Pros of fostering dogs
- Pros of fostering dogs
- 1. It’s a learning experience
- 2. It releases you from long-term commitments
- 3. It provides a sense of purpose
- 4. It’s practically free
- Cons of fostering dogs
- 1. You may not meet eligibility requirements
- 2. You may not know their background
- 3. Your property may become damaged
- 4. You may experience heartbreak
- Take a chance
Foster programs offer a second chance at life and transform dogs from shelter animals to pets ready to find their forever families. Here are four tremendous benefits you need to know.
1. It’s a learning experience
One of the greatest benefits of fostering dogs is the ability to learn from the experience. You and your family will have the opportunity to interact with different dog breeds. If you have children, they’ll learn about raising and training pets.
The foster dog will also learn from the experience. When fostered successfully, they’ll have a chance to socialize and begin to trust people. If you have other animals in the home, it also provides an opportunity for them to interact together.
2. It releases you from long-term commitments
When you decide to adopt a dog, you make a lifelong commitment to care for the animal. In many cases, this could mean a 10-15 year responsibility. With fostering, you don’t have such a lengthy commitment to the animal. At most, foster pets are usually in your care for a matter of months rather than years.
Fostering allows you to explore other interests. You may decide after a year that you’re ready to adopt, or you may prefer to stop entirely. Either way, you’re still in control of your time and commitments.
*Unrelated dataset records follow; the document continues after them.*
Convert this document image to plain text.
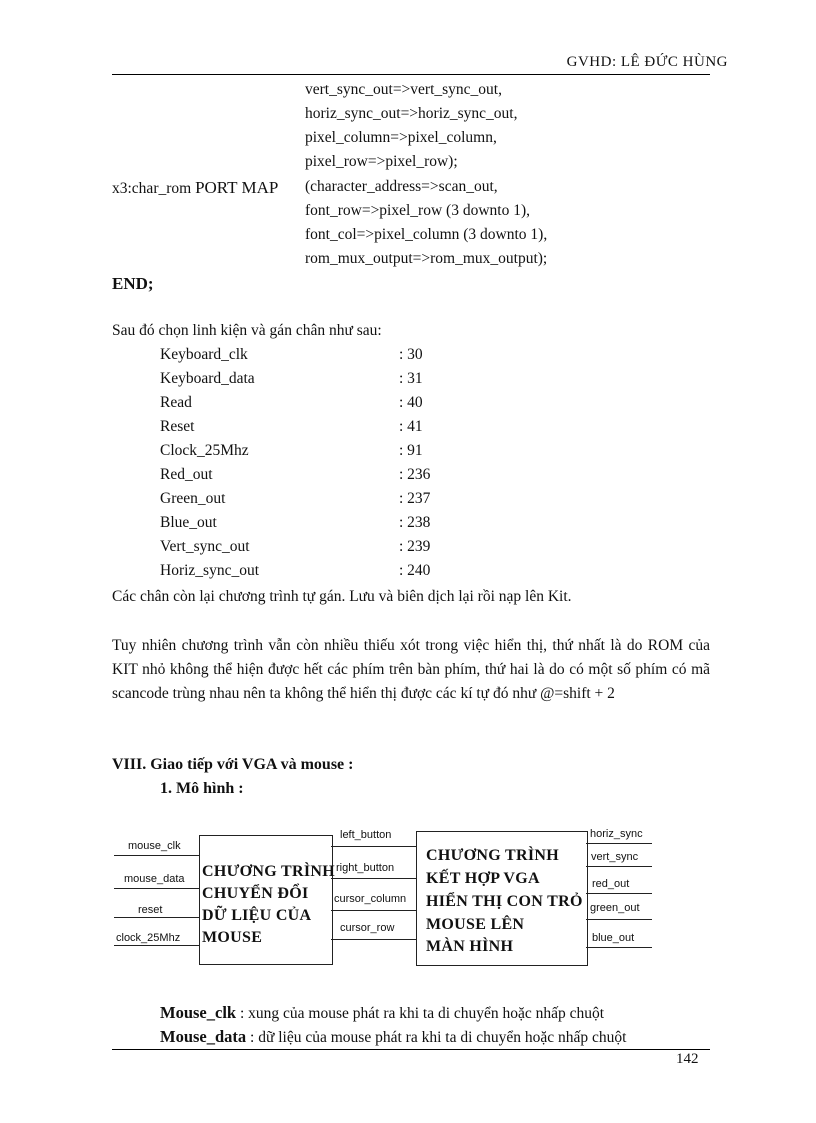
GVHD: LÊ ĐỨC HÙNG
vert_sync_out=>vert_sync_out,
horiz_sync_out=>horiz_sync_out,
pixel_column=>pixel_column,
pixel_row=>pixel_row);
x3:char_rom PORT MAP (character_address=>scan_out,
font_row=>pixel_row (3 downto 1),
font_col=>pixel_column (3 downto 1),
rom_mux_output=>rom_mux_output);
END;
Sau đó chọn linh kiện và gán chân như sau:
Keyboard_clk	: 30
Keyboard_data	: 31
Read	: 40
Reset	: 41
Clock_25Mhz	: 91
Red_out	: 236
Green_out	: 237
Blue_out	: 238
Vert_sync_out	: 239
Horiz_sync_out	: 240
Các chân còn lại chương trình tự gán. Lưu và biên dịch lại rồi nạp lên Kit.
Tuy nhiên chương trình vẫn còn nhiều thiếu xót trong việc hiển thị, thứ nhất là do ROM của KIT nhỏ không thể hiện được hết các phím trên bàn phím, thứ hai là do có một số phím có mã scancode trùng nhau nên ta không thể hiển thị được các kí tự đó như @=shift + 2
VIII. Giao tiếp với VGA và mouse :
1. Mô hình :
mouse_clk
mouse_data
reset
clock_25Mhz
CHƯƠNG TRÌNH
CHUYỂN ĐỔI
DỮ LIỆU CỦA
MOUSE
left_button
right_button
cursor_column
cursor_row
CHƯƠNG TRÌNH
KẾT HỢP VGA
HIỂN THỊ CON TRỎ
MOUSE LÊN
MÀN HÌNH
horiz_sync
vert_sync
red_out
green_out
blue_out
Mouse_clk : xung của mouse phát ra khi ta di chuyển hoặc nhấp chuột
Mouse_data : dữ liệu của mouse phát ra khi ta di chuyển hoặc nhấp chuột
142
3. It provides a sense of purpose
Fostering can provide a sense of purpose and fill a hole in your life that you may not have known even existed. Research shows that animal companionship can reduce symptoms of depression, calm the mind and promote healthy living. In essence, you are saving the dog’s life, but they might also be saving yours
4. It’s practically free
Unlike personal pets, the rescue center is typically responsible for all of a foster dog’s needs. While you should still check the contract, most arrangements cover food costs, medical care, and vet bills. This means you can enjoy the benefits of pet companionship at a fraction of the usual price of dog ownership.
Cons of fostering dogs
Whenever you introduce a new animal into your life, there’s a potential for challenges to arise. Here are the four most common drawbacks of dog fostering.
1. You may not meet eligibility requirements
Depending on the shelter or rescue group’s requirements, you may not be eligible to foster a dog. Most animals need space to run around and play. If you have other pets, your foster dog will need a quiet area of their own to decompress. If you lack the necessary room in your house, the shelter may prefer you to volunteer rather than foster.
2. You may not know their background
When rescued, sometimes a shelter will discover an animal’s medical history and background, but it may also remain a mystery. When you foster, you may later learn that the animal is sick, pregnant or has experienced abuse. This can significantly influence your foster experience.
When scared, animals can display signs of aggression that foster parents may not be ready to handle. If these triggers are unknown, it could result in dangerous situations for the dog and foster family.
3. Your property may become damaged
After deciding to foster a dog, you may notice unpleasant or disgusting odors, gross markings and loud noises. For the dog, this may be their first time in a house, which means they probably won’t know how to act. As a result, they may make messes and destroy your property. While these behaviors are understandable, they can be costly and upsetting for foster families.
4. You may experience heartbreak
It can feel heartbreaking when it’s time to say goodbye and send your foster pet to their new home. While you know that the experience was beneficial for the dog’s welfare, it can be very upsetting to give them up at the end of the process. Sometimes this is why some foster families decide to adopt their pets.
Take a chance
If you are willing to take a chance, fostering a dog can change your life and theirs. After reviewing these four major pros and cons, you can feel more confident in making a decision. If you are still on the fence, remember that you can return a foster dog if they aren’t a good fit for your household.